The huge security breach recently uncovered at a clutch of US banks is now believed to have compromised the records of 676,000 customers, making it the largest ever recorded.
Since details of the story was first emerged last week, the number of affected customers has been growing to unprecedented levels, as has the number of arrests of alleged crime gang members. The latter now stands at nine people, including seven former employees of the New Jersey-based banks involved: Wachovia, Bank of America, Commerce Bancorp, and PNC Bank NA. Unconfirmed U.S. reports suggest two further arrests are imminent.

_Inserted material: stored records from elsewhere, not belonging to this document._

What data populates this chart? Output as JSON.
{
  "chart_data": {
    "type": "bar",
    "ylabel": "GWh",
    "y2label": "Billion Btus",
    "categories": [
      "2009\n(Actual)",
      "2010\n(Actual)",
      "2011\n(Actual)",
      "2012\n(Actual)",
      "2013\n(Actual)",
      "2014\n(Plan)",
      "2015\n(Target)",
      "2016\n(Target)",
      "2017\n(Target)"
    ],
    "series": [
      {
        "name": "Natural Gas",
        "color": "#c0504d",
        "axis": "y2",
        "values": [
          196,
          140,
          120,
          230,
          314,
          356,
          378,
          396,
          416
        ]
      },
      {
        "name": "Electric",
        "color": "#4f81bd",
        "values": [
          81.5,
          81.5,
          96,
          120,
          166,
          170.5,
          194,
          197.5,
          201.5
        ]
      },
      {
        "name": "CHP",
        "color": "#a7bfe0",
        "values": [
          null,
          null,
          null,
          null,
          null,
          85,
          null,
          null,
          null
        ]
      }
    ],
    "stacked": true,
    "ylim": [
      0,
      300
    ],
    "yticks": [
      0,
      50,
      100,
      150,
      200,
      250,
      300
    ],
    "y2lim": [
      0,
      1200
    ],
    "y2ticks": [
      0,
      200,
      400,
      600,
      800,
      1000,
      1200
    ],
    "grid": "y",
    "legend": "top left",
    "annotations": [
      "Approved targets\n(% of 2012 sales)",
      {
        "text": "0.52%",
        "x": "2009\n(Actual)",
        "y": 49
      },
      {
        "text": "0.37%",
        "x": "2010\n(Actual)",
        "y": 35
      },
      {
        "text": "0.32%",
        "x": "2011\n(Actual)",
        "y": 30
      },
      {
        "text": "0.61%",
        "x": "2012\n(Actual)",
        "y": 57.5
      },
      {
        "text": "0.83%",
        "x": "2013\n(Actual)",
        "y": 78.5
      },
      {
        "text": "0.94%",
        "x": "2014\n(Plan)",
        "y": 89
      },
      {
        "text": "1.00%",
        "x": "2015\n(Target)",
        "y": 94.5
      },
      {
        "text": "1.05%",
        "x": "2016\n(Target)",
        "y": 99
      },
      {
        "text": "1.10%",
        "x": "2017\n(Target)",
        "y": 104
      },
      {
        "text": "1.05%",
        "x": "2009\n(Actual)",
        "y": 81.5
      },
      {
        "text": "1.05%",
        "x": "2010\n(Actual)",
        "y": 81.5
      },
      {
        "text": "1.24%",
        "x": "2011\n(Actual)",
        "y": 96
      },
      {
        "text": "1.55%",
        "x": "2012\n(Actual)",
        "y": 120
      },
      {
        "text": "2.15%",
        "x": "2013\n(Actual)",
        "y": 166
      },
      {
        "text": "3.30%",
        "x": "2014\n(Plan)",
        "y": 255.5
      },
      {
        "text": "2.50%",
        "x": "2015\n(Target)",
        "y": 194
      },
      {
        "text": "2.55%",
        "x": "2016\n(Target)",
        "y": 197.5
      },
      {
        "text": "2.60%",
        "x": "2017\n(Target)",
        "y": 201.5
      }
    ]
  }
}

Elements of the case, including its disturbing ease, will concern banking authorities. Police investigators allege that an unlicensed front company called DRL Associates Inc. was set up by one of the accused, Orazio Lembo, who is also believed to be the ringleader. He was then able to hire mid and upper-level bank employees to siphon off information from customer records, including names, addresses, account numbers, and bank balances.
One of those accused of helping him is a former manager of the New Jersey Department of Labor, so this is no simple blue-collar subversion.
Investigators noted that employees in on the scam would normally have accessed between 40 and 50 customer record searches a day, but this was running at up to 10 times this amount during the period of theft.
The information was eventually sold to collection agencies and law firms, which suggests that the business planned to exploit the personal information in sophisticated but unspecified ways.
It is not clear whether any of the victims suffered direct financial losses as a result of the theft of personal information, but the police plan to question the companies that purchased the information stolen by DRL, to see how it was used or abused.
The case is now being described by Federal authorities as the largest such fraud ever uncovered in the US, which makes it likely to be biggest ever recorded anywhere. It is unlikely to be the last time the technique of using employees to execute large-scale data theft is heard of, however.
Banks will be worried at the apparent ease with which a criminal was able to hire senior insiders to carry out information theft, as well as at the scale of a compromise that ran across several different banks.